The first variable's full name is really MyType.Test
, while the second variable (the function paramter) is just Test
.
From the C# Language specification, section 3.7 - Scopes
The scope of a name is the region of program text within which it is possible to refer to the entity declared by the name without qualification of the name. Scopes can be nested, and an inner scope may redeclare the meaning of a name from an outer scope (this does not, however, remove the restriction imposed by §3.3 that within a nested block it is not possible to declare a local variable with the same name as a local variable in an enclosing block). The name from the outer scope is then said to be hidden in the region of program text covered by the inner scope, and access to the outer name is only possible by qualifying the name.

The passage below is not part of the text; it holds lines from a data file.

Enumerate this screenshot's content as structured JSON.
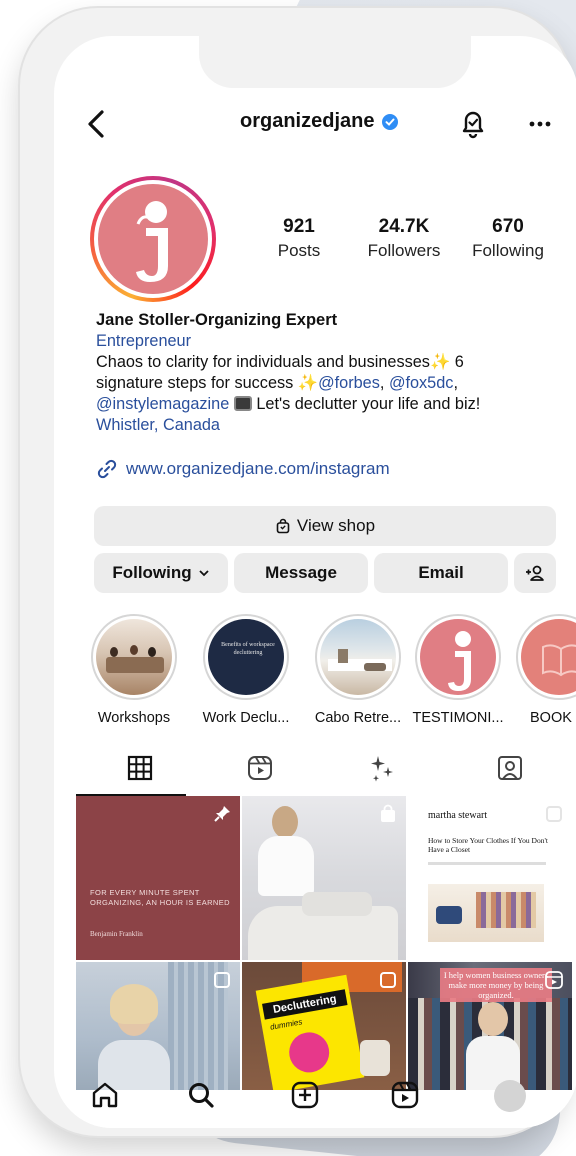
{
  "header": {
    "username": "organizedjane"
  },
  "stats": [
    {
      "value": "921",
      "label": "Posts"
    },
    {
      "value": "24.7K",
      "label": "Followers"
    },
    {
      "value": "670",
      "label": "Following"
    }
  ],
  "bio": {
    "name": "Jane Stoller-Organizing Expert",
    "category": "Entrepreneur",
    "line1": "Chaos to clarity for individuals and businesses",
    "line1_end": " 6",
    "line2_start": "signature steps for success",
    "mention_forbes": "@forbes",
    "sep": ", ",
    "mention_fox": "@fox5dc",
    "line2_end": ",",
    "mention_instyle": "@instylemagazine",
    "line3_end": " Let's declutter your life and biz!",
    "location": "Whistler, Canada",
    "website": "www.organizedjane.com/instagram"
  },
  "buttons": {
    "view_shop": "View shop",
    "following": "Following",
    "message": "Message",
    "email": "Email"
  },
  "highlights": [
    {
      "label": "Workshops"
    },
    {
      "label": "Work Declu..."
    },
    {
      "label": "Cabo Retre..."
    },
    {
      "label": "TESTIMONI..."
    },
    {
      "label": "BOOK"
    }
  ],
  "highlight_text": {
    "work_small": "Benefits of workspace decluttering"
  },
  "posts": {
    "quote": "FOR EVERY MINUTE SPENT ORGANIZING, AN HOUR IS EARNED",
    "quote_author": "Benjamin Franklin",
    "ms_brand": "martha stewart",
    "ms_headline": "How to Store Your Clothes If You Don't Have a Closet",
    "book_title": "Decluttering",
    "book_sub": "dummies",
    "overlay_text": "I help women business owners make more money by being organized."
  },
  "colors": {
    "link": "#2a4f9c",
    "verified": "#2f8df5",
    "avatar_bg": "#e07e84",
    "button_bg": "#ececec",
    "quote_bg": "#8c4347"
  },
  "icons": {
    "back": "chevron-left-icon",
    "verified": "verified-badge-icon",
    "notifications": "bell-check-icon",
    "more": "more-dots-icon",
    "link": "link-icon",
    "shop": "shopping-bag-icon",
    "add_person": "add-person-icon",
    "grid": "grid-icon",
    "reels": "reels-icon",
    "ai": "sparkles-icon",
    "tagged": "tagged-icon",
    "home": "home-icon",
    "search": "search-icon",
    "create": "plus-square-icon",
    "nav_reels": "reels-icon",
    "pin": "pin-icon"
  }
}
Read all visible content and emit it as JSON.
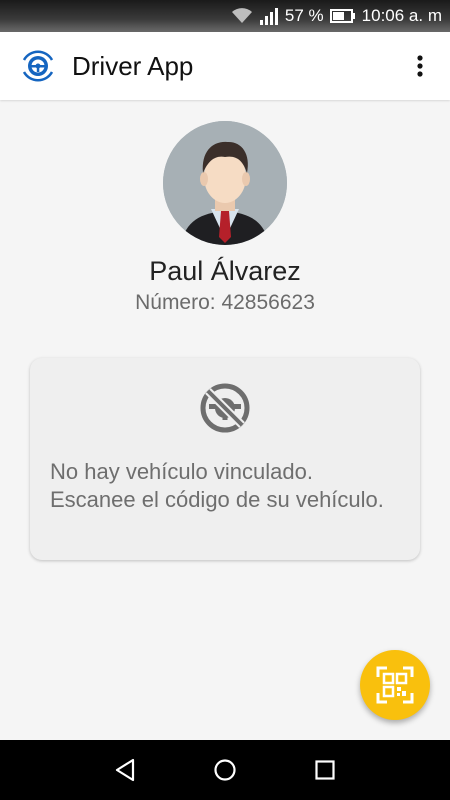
{
  "status_bar": {
    "battery": "57 %",
    "time": "10:06 a. m",
    "icons": [
      "wifi-icon",
      "signal-icon",
      "battery-icon"
    ]
  },
  "app_bar": {
    "title": "Driver App",
    "logo_icon": "steering-wheel-icon",
    "menu_icon": "more-vert-icon"
  },
  "profile": {
    "name": "Paul Álvarez",
    "number": "Número: 42856623"
  },
  "vehicle_card": {
    "icon": "no-vehicle-icon",
    "message": "No hay vehículo vinculado. Escanee el código de su vehículo."
  },
  "fab": {
    "icon": "qr-code-scan-icon"
  },
  "colors": {
    "accent": "#f9c00d",
    "logo_blue": "#1565c0",
    "card_bg": "#efefef",
    "page_bg": "#f5f5f5"
  },
  "nav_bar": {
    "icons": [
      "back-icon",
      "home-icon",
      "recents-icon"
    ]
  }
}
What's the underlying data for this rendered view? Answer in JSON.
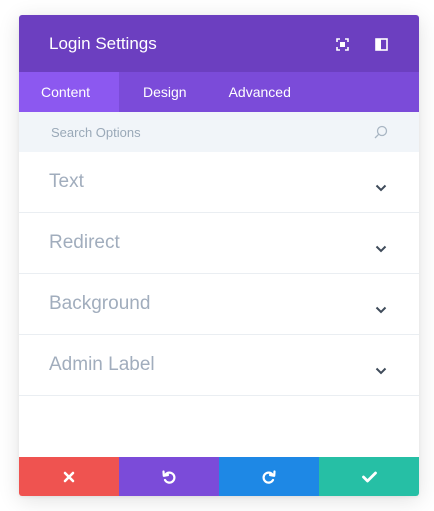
{
  "header": {
    "title": "Login Settings",
    "icons": [
      "expand-icon",
      "sidebar-icon"
    ],
    "background": "#6c3fc0"
  },
  "tabs": [
    {
      "label": "Content",
      "active": true
    },
    {
      "label": "Design",
      "active": false
    },
    {
      "label": "Advanced",
      "active": false
    }
  ],
  "search": {
    "placeholder": "Search Options",
    "icon": "search-icon"
  },
  "sections": [
    {
      "label": "Text"
    },
    {
      "label": "Redirect"
    },
    {
      "label": "Background"
    },
    {
      "label": "Admin Label"
    }
  ],
  "footer": {
    "buttons": [
      {
        "action": "cancel",
        "icon": "close-icon",
        "color": "#ef5350"
      },
      {
        "action": "undo",
        "icon": "undo-icon",
        "color": "#7b4bd9"
      },
      {
        "action": "redo",
        "icon": "redo-icon",
        "color": "#1e88e5"
      },
      {
        "action": "save",
        "icon": "check-icon",
        "color": "#26bfa5"
      }
    ]
  }
}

It will allow you to do it since you have not accessed the Test variable in this code sample. You would have to reference the class variable Test as this.Test in the A method to remove the ambiguity. In general you shouldn't do this though, it is bad style. The recommended coding style is that member variables should be prefaced with an _, so now your code would read:
int _Test;
public void A(int Test)
{
}
You can. The member variable (outside the method) must be referred to as this.Test within the scope of the method itself. Inside the method, Test will refer to the parameter.
You can hide wider scopes in a lot of cases (but not as liberally as you can in some other C-style languages), and certainly can have a field and parameter of the same name (or a field and a local).
For one thing, if we didn't allow scope to hide wider scope, commonly used words would soon be banned by being in a wider scope.
For another, we can introduce something to a wider scope down the line, and even from another assembly. Say you didn't have int Test;
above. Now imagine than this is in a class that derives from another, and in that someone adds public int Test;
. What is meant to be done to deal with that.
It is certainly a good idea to avoid such name collisions, and conventions can help (lower-case start for locals, upper-case start for non-private members, underscore start for private has the advantage of complaining about the non-CLR compliant underscore if you temporarily make the private member public in an experiment and forget to set it back), but banning it outright would be unworkable.
There is often confusion on the part of C# developers between scope, declaration space, and lifetime.
The C# language specifically allows the case you describe be making a method body a different declaration space from the method body. This allows for cases such as:
class Foo
{
private string name;
public Foo( string name )
{
this.name = name;
}
}
where selecting a better name for the parameter name
would require developers to employ naming conventions (which some do anyway). The term scope, refers to the regions of program text where you may refer to a construct by it's unqualified name. It's important to realize that scopes may overlap - which is the case here.
You can and it will Shadow that Test field in your class. Basically, it is not possible to redeclare a variable only if a local variable of the same name is already decalared in the current scope. But in your case the one has class scope and the other method scope.